Shaolin Temple monks are finding a new stage to build fame and demonstrate their influence - people-to-people diplomacy between China and Japan.
A Shaolin Temple delegation of martial arts experts and monks left Dengfeng in central China's Henan Province yesterday for a two-month visit to Japan where they will compete, offer demonstrations and try to boost relations between the two countries.
The 60-member delegation, which will also mark the 35th anniversary of the restoration of Sino-Japanese diplomatic relations, departed after a dramatic show of kung fu, dancing and singing on the temple's grounds.
Officials at the temple, in Central China's Henan Province, said some 35 experts and selected students will take part in 52 televised shows across Japan, jointly sponsored by Henan Television and Japan's Fuji Television.
"I want Shaolin Temple to help promote good relations between China and Japan," Shi Yongxin, the temple's top monk, told China Daily. "Good China-Japan relations should be based on goodwill between the two peoples."
Fuji Television will televise all the performances in Japan with a potential audience of millions.
Shi said he believes that Shaolin Temple, as the birthplace of Zen Buddhism, can play a special role in promoting the relationship.
"Buddhism spread to Japan 1,200 years ago from China," Shi said. "Today many Japanese respect Bodhidharma (founder of the temple) and Zen's wisdom."
The tour was launched amid calls by a US congressional panel and many Chinese for the Japanese government to apologize for World War II atrocities including their use of sex slaves.
Shi had some strong words to share.
"Japanese leaders dare not face reality and admit the mistakes.

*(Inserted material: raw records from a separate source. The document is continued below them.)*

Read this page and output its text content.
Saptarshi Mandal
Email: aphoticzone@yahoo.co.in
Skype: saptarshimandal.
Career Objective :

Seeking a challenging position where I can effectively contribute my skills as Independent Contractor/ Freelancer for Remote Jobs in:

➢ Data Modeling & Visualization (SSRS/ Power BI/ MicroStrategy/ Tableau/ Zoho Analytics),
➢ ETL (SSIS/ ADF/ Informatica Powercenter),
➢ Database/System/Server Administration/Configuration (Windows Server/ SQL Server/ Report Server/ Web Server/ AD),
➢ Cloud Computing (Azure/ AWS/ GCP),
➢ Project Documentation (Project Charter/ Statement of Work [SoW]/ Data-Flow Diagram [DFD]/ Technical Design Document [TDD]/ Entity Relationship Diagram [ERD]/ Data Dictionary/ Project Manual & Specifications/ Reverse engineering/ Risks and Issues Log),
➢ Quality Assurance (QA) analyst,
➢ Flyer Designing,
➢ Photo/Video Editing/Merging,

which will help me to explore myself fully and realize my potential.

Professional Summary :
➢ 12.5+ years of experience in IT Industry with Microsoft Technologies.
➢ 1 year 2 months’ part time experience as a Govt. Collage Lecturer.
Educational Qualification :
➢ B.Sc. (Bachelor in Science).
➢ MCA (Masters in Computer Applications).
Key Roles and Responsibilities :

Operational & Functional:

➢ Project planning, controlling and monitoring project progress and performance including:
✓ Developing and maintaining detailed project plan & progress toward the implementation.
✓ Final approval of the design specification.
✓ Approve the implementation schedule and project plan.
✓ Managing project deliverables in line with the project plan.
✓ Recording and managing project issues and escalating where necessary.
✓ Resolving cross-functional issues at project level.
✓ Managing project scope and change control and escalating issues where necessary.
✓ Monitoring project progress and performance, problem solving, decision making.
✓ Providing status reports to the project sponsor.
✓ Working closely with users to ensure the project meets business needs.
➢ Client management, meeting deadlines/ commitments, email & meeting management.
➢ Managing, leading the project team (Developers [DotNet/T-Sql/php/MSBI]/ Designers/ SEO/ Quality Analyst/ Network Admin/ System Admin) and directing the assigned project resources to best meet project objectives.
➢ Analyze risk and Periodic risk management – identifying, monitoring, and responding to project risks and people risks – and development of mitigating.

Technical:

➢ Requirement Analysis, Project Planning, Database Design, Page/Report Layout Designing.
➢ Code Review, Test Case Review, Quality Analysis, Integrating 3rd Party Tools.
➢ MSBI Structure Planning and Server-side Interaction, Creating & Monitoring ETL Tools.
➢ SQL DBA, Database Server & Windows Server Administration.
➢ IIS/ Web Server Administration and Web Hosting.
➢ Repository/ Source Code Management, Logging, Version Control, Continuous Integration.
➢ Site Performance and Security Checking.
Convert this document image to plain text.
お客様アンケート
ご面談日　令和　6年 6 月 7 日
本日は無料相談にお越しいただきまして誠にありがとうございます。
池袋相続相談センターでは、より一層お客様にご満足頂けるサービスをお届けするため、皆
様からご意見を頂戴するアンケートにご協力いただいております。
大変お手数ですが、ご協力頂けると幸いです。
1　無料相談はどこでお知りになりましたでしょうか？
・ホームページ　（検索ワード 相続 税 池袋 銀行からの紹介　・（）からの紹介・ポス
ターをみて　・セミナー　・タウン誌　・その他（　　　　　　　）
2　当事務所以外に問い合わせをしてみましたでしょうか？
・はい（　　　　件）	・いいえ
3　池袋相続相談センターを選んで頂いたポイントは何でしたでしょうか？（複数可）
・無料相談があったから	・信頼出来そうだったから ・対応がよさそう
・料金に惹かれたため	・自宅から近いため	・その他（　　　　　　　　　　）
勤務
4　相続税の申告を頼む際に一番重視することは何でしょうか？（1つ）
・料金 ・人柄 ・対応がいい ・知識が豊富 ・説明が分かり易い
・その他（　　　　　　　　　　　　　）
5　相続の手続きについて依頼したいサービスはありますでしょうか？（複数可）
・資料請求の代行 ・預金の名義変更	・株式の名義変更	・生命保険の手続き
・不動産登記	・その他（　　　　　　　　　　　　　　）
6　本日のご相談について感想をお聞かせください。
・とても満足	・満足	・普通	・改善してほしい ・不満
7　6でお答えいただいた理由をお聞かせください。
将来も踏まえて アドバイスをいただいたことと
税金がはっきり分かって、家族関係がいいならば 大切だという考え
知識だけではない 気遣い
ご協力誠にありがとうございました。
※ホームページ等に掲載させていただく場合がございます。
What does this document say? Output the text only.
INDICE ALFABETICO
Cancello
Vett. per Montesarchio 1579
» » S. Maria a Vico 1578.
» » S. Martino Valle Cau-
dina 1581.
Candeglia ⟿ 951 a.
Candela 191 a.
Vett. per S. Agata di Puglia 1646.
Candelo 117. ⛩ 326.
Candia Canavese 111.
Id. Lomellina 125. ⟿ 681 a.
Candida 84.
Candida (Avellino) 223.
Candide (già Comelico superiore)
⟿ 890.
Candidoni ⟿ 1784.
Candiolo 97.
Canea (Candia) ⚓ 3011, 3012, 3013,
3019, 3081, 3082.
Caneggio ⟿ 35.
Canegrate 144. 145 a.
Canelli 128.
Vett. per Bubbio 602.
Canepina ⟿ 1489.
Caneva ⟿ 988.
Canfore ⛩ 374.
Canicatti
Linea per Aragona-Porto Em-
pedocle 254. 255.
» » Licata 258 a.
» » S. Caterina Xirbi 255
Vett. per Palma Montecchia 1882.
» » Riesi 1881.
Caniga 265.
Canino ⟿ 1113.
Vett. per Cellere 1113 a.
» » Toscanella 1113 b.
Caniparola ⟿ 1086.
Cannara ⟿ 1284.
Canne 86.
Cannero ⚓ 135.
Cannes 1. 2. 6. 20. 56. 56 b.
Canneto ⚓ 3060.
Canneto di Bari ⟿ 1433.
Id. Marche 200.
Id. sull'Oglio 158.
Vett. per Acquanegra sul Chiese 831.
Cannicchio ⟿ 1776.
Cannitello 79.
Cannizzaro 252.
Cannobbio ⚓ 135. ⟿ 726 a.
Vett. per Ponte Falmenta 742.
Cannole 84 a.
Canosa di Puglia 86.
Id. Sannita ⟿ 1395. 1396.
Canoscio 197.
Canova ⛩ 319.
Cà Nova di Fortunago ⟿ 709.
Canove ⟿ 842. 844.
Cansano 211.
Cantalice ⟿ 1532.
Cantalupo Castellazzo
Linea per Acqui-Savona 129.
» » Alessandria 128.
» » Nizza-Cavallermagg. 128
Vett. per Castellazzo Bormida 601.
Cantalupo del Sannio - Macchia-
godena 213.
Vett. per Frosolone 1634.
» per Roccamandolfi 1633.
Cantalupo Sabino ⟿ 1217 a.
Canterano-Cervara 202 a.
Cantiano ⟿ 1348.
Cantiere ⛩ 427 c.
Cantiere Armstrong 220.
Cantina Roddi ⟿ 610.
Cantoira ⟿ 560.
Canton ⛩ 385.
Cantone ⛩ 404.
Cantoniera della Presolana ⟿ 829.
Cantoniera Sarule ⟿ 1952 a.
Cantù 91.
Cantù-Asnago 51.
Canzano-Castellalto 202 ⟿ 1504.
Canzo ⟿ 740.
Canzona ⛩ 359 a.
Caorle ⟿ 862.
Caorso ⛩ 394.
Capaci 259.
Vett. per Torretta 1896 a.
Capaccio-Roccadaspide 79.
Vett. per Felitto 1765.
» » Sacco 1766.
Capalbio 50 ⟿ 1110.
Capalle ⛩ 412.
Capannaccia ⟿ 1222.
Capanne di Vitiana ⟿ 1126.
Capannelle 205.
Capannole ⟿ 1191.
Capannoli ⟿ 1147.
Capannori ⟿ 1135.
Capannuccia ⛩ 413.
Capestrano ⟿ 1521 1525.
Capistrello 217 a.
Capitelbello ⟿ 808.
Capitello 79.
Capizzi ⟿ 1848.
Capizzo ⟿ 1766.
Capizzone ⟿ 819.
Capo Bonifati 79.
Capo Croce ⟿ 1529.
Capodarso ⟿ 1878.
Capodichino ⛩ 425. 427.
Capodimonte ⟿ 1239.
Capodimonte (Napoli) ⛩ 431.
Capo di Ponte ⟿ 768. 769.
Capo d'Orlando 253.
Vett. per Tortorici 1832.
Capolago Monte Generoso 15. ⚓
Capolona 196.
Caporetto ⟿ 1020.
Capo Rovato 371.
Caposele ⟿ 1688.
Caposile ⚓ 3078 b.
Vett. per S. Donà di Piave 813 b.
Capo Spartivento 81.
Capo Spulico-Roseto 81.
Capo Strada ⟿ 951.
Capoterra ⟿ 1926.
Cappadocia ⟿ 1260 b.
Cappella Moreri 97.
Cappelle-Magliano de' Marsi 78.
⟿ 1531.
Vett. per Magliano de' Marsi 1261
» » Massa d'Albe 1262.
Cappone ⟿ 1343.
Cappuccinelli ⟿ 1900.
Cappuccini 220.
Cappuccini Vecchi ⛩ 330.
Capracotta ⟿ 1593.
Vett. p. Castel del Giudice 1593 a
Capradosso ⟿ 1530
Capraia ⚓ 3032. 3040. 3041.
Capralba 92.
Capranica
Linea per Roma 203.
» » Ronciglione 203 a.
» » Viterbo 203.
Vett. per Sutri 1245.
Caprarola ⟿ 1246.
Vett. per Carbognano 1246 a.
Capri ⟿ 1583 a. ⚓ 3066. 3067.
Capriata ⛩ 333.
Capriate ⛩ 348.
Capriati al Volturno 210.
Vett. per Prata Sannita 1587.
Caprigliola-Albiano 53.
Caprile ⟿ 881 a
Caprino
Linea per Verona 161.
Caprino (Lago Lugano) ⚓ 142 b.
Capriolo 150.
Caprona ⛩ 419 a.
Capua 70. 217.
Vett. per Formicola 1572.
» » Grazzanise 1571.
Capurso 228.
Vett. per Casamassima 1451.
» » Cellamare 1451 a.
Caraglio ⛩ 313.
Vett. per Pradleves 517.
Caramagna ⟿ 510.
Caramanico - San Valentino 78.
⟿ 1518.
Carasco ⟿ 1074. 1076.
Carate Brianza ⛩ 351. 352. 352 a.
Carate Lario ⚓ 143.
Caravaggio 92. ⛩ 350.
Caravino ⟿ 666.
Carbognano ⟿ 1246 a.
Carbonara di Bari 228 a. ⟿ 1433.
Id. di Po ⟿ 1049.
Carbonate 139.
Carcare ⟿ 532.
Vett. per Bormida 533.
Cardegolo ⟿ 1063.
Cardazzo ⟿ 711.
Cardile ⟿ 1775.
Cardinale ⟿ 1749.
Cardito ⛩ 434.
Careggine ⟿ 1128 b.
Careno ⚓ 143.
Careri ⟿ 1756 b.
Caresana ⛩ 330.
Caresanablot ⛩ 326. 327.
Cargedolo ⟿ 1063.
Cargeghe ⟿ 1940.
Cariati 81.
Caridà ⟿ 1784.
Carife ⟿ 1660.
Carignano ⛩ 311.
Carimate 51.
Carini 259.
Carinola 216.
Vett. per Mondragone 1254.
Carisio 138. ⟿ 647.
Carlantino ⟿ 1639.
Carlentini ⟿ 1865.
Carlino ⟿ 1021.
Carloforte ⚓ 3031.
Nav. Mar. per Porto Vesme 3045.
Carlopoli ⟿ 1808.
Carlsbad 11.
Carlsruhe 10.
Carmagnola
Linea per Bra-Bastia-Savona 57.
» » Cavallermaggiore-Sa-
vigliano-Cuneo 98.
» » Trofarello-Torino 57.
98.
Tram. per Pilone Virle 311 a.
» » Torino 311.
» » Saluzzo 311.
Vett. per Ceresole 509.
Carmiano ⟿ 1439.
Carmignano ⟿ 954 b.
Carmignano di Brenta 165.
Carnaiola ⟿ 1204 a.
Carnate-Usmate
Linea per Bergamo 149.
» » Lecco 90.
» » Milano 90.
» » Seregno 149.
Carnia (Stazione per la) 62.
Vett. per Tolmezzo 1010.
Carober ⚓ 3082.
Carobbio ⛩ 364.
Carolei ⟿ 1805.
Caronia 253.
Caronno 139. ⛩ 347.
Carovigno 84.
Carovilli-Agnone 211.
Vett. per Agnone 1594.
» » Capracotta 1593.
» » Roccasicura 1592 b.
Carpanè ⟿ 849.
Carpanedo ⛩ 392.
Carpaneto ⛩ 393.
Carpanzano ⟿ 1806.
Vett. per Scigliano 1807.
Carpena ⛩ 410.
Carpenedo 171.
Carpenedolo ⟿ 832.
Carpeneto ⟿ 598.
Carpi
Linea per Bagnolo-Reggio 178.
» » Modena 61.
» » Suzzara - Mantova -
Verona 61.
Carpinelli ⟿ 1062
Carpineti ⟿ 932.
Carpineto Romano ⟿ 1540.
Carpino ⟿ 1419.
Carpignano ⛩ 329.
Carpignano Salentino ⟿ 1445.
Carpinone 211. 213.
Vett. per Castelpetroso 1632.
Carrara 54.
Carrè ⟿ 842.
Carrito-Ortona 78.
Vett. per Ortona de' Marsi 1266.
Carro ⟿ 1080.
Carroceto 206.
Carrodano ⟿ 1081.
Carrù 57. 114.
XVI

But I think they know in their heart those mistakes."
He also expressed concern that relations between the two nations caused a drop in tourist arrivals.
"In recent years, the number of Japanese tourists to China has evidently declined. And I think it is Japanese leaders that caused the reduction in exchanges between the two countries."
In 2005, 3.39 million Japanese visited China, a slight year-on-year increase of 1.67 percent, as compared to two digit rises during the previous years.
Hideki Shinmei, a senior manager of Tokyo-based Fighting & Entertainment Group, was among hundreds of spectators to watch the high-energy sendoff show under heavy rainfall.
"We think sports and cultural exchanges are good ways to improve relations between peoples," Shinmei said.